Sugar is sucrose, a sweet tasting, naturally occurring disaccharide found in plants like fruits, vegetables and nuts. Sugar is produced commercially from sugar cane and sugar beets. Monk fruit sweeteners get their sweetness from natural compounds in monk fruit called mogrosides.
Monk fruit sweeteners do not contain calories or raise blood glucose like sugar does. When we consume sugar, our body breaks it down into the monosaccharides that make up sugar—fructose and glucose, uses what it needs, and stores the rest for future use.

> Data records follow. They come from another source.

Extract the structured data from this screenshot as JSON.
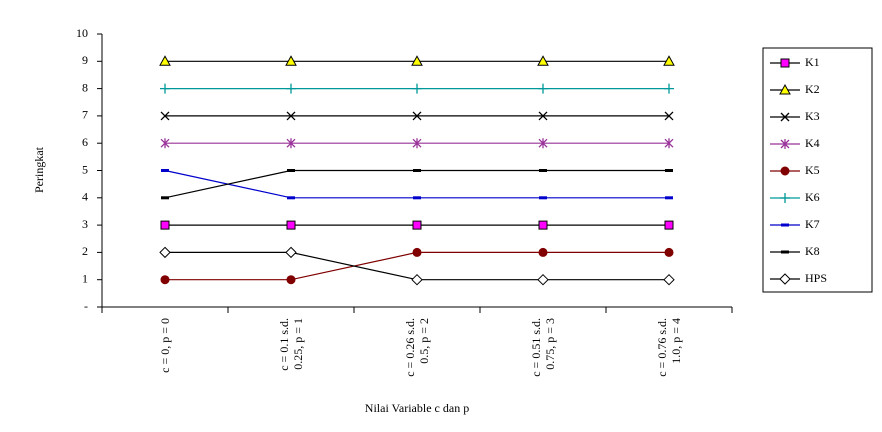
{
  "chart_data": {
    "type": "line",
    "x_label": "Nilai Variable c dan p",
    "y_label": "Peringkat",
    "categories": [
      "c = 0, p = 0",
      "c = 0.1 s.d. 0.25, p = 1",
      "c = 0.26 s.d. 0.5, p = 2",
      "c = 0.51 s.d. 0.75, p = 3",
      "c = 0.76 s.d. 1.0, p = 4"
    ],
    "ylim": [
      0,
      10
    ],
    "yticks": [
      {
        "value": 0,
        "label": "-"
      },
      1,
      2,
      3,
      4,
      5,
      6,
      7,
      8,
      9,
      10
    ],
    "grid": false,
    "legend": "right",
    "series": [
      {
        "name": "K1",
        "color": "#ff00ff",
        "line_color": "#000000",
        "marker": "square",
        "values": [
          3,
          3,
          3,
          3,
          3
        ]
      },
      {
        "name": "K2",
        "color": "#ffff00",
        "line_color": "#000000",
        "marker": "triangle",
        "values": [
          9,
          9,
          9,
          9,
          9
        ]
      },
      {
        "name": "K3",
        "color": "#000000",
        "line_color": "#000000",
        "marker": "x",
        "values": [
          7,
          7,
          7,
          7,
          7
        ]
      },
      {
        "name": "K4",
        "color": "#993399",
        "line_color": "#993399",
        "marker": "star",
        "values": [
          6,
          6,
          6,
          6,
          6
        ]
      },
      {
        "name": "K5",
        "color": "#800000",
        "line_color": "#800000",
        "marker": "circle",
        "values": [
          1,
          1,
          2,
          2,
          2
        ]
      },
      {
        "name": "K6",
        "color": "#009999",
        "line_color": "#009999",
        "marker": "plus",
        "values": [
          8,
          8,
          8,
          8,
          8
        ]
      },
      {
        "name": "K7",
        "color": "#0000cc",
        "line_color": "#0000cc",
        "marker": "dash",
        "values": [
          5,
          4,
          4,
          4,
          4
        ]
      },
      {
        "name": "K8",
        "color": "#000000",
        "line_color": "#000000",
        "marker": "dash",
        "values": [
          4,
          5,
          5,
          5,
          5
        ]
      },
      {
        "name": "HPS",
        "color": "#ffffff",
        "line_color": "#000000",
        "marker": "diamond",
        "values": [
          2,
          2,
          1,
          1,
          1
        ]
      }
    ]
  }
}
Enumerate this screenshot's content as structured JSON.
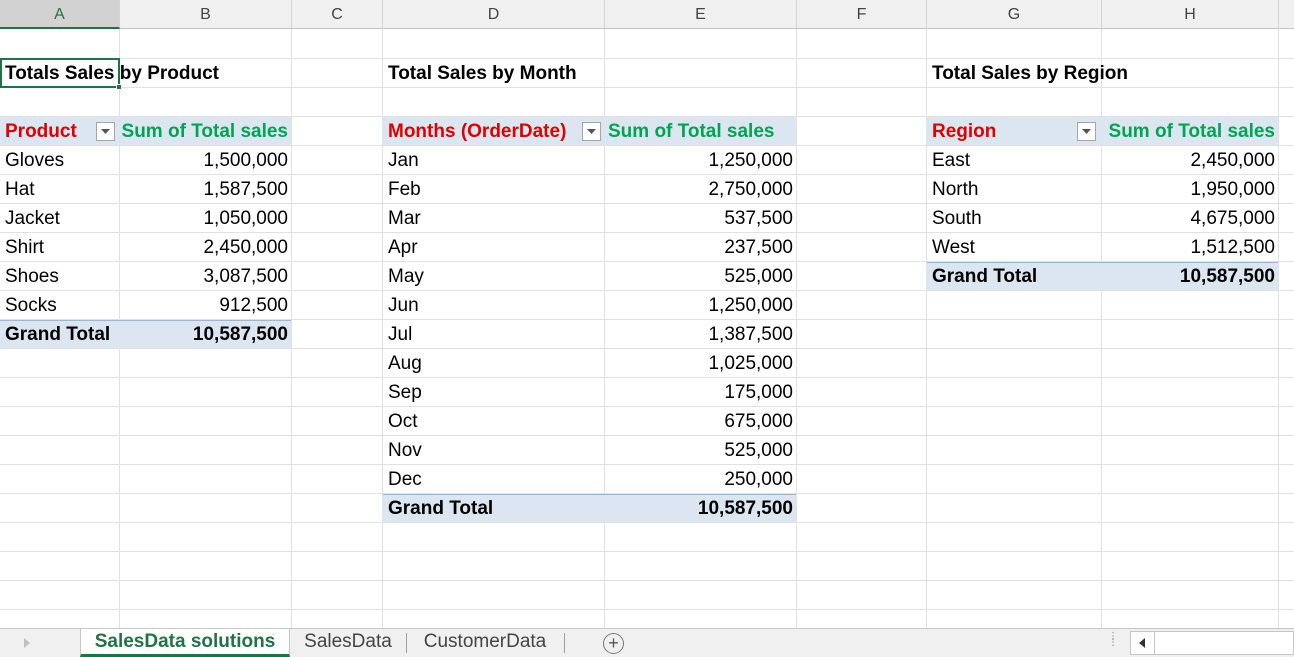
{
  "columns": [
    "A",
    "B",
    "C",
    "D",
    "E",
    "F",
    "G",
    "H"
  ],
  "titles": {
    "product": "Totals Sales by Product",
    "month": "Total  Sales  by Month",
    "region": "Total  Sales  by Region"
  },
  "pivot_product": {
    "row_header": "Product",
    "value_header": "Sum of Total sales",
    "rows": [
      {
        "label": "Gloves",
        "value": "1,500,000"
      },
      {
        "label": "Hat",
        "value": "1,587,500"
      },
      {
        "label": "Jacket",
        "value": "1,050,000"
      },
      {
        "label": "Shirt",
        "value": "2,450,000"
      },
      {
        "label": "Shoes",
        "value": "3,087,500"
      },
      {
        "label": "Socks",
        "value": "912,500"
      }
    ],
    "grand_total_label": "Grand Total",
    "grand_total_value": "10,587,500"
  },
  "pivot_month": {
    "row_header": "Months (OrderDate)",
    "value_header": "Sum of Total sales",
    "rows": [
      {
        "label": "Jan",
        "value": "1,250,000"
      },
      {
        "label": "Feb",
        "value": "2,750,000"
      },
      {
        "label": "Mar",
        "value": "537,500"
      },
      {
        "label": "Apr",
        "value": "237,500"
      },
      {
        "label": "May",
        "value": "525,000"
      },
      {
        "label": "Jun",
        "value": "1,250,000"
      },
      {
        "label": "Jul",
        "value": "1,387,500"
      },
      {
        "label": "Aug",
        "value": "1,025,000"
      },
      {
        "label": "Sep",
        "value": "175,000"
      },
      {
        "label": "Oct",
        "value": "675,000"
      },
      {
        "label": "Nov",
        "value": "525,000"
      },
      {
        "label": "Dec",
        "value": "250,000"
      }
    ],
    "grand_total_label": "Grand Total",
    "grand_total_value": "10,587,500"
  },
  "pivot_region": {
    "row_header": "Region",
    "value_header": "Sum of Total sales",
    "rows": [
      {
        "label": "East",
        "value": "2,450,000"
      },
      {
        "label": "North",
        "value": "1,950,000"
      },
      {
        "label": "South",
        "value": "4,675,000"
      },
      {
        "label": "West",
        "value": "1,512,500"
      }
    ],
    "grand_total_label": "Grand Total",
    "grand_total_value": "10,587,500"
  },
  "tabs": [
    {
      "label": "SalesData solutions",
      "active": true
    },
    {
      "label": "SalesData",
      "active": false
    },
    {
      "label": "CustomerData",
      "active": false
    }
  ],
  "add_sheet_symbol": "+",
  "colors": {
    "accent": "#217346",
    "row_header_text": "#e00000",
    "value_header_text": "#00a551",
    "pivot_band": "#dce6f1"
  },
  "icons": [
    "dropdown-arrow-icon",
    "add-sheet-icon",
    "scroll-left-icon",
    "sheet-nav-icon",
    "more-options-icon"
  ]
}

But when we consume monk fruit sweeteners, the mogrosides they contain are used for energy by our gut microbes in the colon. The majority of what remains is excreted through the gastrointestinal tract and into our urine.
Are monk fruit sweeteners safe?
Yes, monk fruit sweeteners are safe to consume. They are one of eight types of low- and no-calorie sweeteners permitted by the U.S. Food and Drug Administration (FDA) for use in the U.S. food supply. Monk fruit sweeteners were first recognized as safe by the FDA in 2010.

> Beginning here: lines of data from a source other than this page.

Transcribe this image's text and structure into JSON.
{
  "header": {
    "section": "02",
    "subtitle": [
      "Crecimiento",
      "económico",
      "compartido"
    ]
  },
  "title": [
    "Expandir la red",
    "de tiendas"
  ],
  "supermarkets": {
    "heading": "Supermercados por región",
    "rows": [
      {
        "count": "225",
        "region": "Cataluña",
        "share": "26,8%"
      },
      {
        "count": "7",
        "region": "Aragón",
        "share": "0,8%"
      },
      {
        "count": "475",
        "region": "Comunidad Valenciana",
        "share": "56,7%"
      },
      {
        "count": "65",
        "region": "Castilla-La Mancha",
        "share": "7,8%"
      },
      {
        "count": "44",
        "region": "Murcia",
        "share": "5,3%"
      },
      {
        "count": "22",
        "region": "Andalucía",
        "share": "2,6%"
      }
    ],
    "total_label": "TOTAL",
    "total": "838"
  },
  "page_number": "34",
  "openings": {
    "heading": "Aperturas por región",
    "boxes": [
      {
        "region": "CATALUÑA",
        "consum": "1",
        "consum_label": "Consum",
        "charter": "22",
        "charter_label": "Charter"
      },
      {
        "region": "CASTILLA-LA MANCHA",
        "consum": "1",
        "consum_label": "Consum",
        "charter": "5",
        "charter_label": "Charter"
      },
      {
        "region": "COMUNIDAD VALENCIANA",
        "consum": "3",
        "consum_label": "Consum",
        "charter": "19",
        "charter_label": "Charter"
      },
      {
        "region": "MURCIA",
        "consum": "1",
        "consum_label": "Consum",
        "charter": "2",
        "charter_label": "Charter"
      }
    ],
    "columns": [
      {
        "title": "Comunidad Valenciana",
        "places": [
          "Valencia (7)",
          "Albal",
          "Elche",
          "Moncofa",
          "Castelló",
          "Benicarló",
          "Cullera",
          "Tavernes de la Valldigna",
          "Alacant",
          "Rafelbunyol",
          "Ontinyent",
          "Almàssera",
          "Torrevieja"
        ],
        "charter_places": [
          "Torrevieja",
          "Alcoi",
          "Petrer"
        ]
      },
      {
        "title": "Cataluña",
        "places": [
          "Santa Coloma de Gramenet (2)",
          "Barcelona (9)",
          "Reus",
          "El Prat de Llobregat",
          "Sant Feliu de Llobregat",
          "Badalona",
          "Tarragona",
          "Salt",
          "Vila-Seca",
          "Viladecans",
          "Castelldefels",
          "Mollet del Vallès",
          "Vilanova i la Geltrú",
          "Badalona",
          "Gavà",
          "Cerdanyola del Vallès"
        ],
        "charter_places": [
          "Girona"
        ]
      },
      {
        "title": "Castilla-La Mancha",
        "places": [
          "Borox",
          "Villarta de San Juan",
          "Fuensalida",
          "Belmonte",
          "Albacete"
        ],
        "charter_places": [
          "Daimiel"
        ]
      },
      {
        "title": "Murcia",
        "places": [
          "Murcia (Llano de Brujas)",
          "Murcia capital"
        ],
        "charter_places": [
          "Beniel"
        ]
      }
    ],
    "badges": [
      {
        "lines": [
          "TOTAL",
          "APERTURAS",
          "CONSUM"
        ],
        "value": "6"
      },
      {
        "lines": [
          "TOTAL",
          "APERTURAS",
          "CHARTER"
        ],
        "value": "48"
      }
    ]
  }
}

In addition to its approval by the FDA, the safety of monk fruit sweeteners has been confirmed by health agencies in countries around the world, including the government of China; Food Standards Australia New Zealand (FSANZ); Japan’s Ministry of Health, Labour and Welfare; and Health Canada, which permit it in tabletop sweetener packets only. Based on the conclusions of global authorities, monk fruit sweeteners are currently permitted for use in more than 60 countries.

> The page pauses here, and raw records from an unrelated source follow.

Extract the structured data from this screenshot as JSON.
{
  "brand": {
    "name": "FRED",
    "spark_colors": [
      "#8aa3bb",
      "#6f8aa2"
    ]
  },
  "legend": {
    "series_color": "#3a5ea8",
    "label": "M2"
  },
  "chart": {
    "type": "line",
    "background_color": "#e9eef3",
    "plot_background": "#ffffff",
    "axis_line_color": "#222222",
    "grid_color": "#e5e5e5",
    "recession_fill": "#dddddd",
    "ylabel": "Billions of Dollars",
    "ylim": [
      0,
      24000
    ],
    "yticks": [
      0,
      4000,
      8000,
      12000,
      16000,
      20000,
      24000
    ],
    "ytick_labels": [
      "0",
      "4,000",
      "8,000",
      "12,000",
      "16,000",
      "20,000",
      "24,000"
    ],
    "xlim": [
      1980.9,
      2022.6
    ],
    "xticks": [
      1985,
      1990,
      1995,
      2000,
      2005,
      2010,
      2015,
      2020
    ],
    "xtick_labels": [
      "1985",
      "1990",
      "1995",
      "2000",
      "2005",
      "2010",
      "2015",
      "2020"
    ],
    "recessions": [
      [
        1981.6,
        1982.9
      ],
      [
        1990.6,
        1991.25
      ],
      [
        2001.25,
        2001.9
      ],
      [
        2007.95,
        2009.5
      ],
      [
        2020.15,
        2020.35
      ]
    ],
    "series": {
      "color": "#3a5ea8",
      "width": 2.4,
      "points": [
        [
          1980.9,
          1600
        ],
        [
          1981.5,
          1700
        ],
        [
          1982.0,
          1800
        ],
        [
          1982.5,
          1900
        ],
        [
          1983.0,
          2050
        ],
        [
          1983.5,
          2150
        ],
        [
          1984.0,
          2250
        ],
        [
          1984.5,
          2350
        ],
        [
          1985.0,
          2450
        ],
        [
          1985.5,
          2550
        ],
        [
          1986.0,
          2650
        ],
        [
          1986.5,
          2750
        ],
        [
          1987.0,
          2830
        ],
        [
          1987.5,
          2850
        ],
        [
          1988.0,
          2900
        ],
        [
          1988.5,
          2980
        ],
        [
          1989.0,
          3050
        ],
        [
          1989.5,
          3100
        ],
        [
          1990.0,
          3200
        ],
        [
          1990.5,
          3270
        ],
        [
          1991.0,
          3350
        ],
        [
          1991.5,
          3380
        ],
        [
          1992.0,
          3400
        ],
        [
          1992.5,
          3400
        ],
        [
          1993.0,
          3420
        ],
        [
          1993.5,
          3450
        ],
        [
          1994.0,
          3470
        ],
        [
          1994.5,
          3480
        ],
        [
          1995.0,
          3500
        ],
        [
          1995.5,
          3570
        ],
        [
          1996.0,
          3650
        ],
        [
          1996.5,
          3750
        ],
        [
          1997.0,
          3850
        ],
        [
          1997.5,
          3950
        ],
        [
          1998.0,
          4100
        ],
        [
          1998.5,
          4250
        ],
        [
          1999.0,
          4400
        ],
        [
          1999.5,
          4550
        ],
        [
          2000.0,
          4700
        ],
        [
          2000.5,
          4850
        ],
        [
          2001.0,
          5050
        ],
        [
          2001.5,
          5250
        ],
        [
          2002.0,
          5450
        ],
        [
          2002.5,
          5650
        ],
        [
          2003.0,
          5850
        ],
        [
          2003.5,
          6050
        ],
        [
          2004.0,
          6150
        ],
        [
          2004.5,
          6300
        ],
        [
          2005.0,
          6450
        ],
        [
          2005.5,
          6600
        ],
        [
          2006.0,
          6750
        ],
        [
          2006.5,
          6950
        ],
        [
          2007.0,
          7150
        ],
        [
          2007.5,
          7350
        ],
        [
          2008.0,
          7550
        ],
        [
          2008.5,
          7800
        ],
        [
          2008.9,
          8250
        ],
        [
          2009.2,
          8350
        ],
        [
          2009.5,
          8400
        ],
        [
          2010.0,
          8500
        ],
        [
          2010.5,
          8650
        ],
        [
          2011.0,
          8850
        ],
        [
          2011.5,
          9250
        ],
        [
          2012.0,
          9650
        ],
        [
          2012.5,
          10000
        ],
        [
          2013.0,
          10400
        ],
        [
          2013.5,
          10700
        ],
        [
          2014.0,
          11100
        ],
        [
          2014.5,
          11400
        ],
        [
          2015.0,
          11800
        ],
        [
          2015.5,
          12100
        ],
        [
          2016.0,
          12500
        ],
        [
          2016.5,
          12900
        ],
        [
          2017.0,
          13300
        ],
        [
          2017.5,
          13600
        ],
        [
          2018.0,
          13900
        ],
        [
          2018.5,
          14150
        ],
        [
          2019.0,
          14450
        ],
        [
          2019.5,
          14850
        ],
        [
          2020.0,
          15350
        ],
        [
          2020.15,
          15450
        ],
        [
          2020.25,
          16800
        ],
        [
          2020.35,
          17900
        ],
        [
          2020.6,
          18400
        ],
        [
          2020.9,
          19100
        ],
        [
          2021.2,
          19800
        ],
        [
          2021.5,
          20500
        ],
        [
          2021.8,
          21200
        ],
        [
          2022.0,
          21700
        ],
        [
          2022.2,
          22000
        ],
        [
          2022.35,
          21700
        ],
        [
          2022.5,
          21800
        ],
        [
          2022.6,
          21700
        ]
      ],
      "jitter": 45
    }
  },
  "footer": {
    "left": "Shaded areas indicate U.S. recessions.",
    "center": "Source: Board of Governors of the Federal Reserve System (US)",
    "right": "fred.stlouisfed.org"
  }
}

In Europe, however, regulatory approval for the use of monk fruit sweeteners as a food additive is pending. The scientific opinion of the European Food Safety Authority (EFSA), published in 2019, stated that data was insufficient at that time for EFSA to make a conclusion regarding the safety of using monk fruit extracts in foods.
Did you know?
Did you know that monk fruit is a gourd? Although it may look more like a lime or kiwi, monk fruit is part of the gourd family (Cucurbitaceae), making it a relative of cucumber, melons, and zucchini.
Do you know how monk fruit got its name(s)? The scientific name for monk fruit, Siraitia grosvenorii, is an ode to Gilbert Hovey Grosvenor, the former president of the National Geographic Society (NGS). The NGS helped fund a 1930s expedition to China to find the plant in its natural habitat. In addition, monk fruit is said to be named after Buddhist monks who grew the fruit as early as eight centuries ago in mountainous regions of southern China.
What’s the bottom line on monk fruit sweeteners?
A healthy eating pattern emphasizes mindfulness about portion sizes and the consumption of a variety of nutritious foods and beverages. Monk fruit sweeteners are not required in a healthy eating pattern, but they are a safe option for those looking to reduce their consumption of calories from added sugars without having to sacrifice sweetness.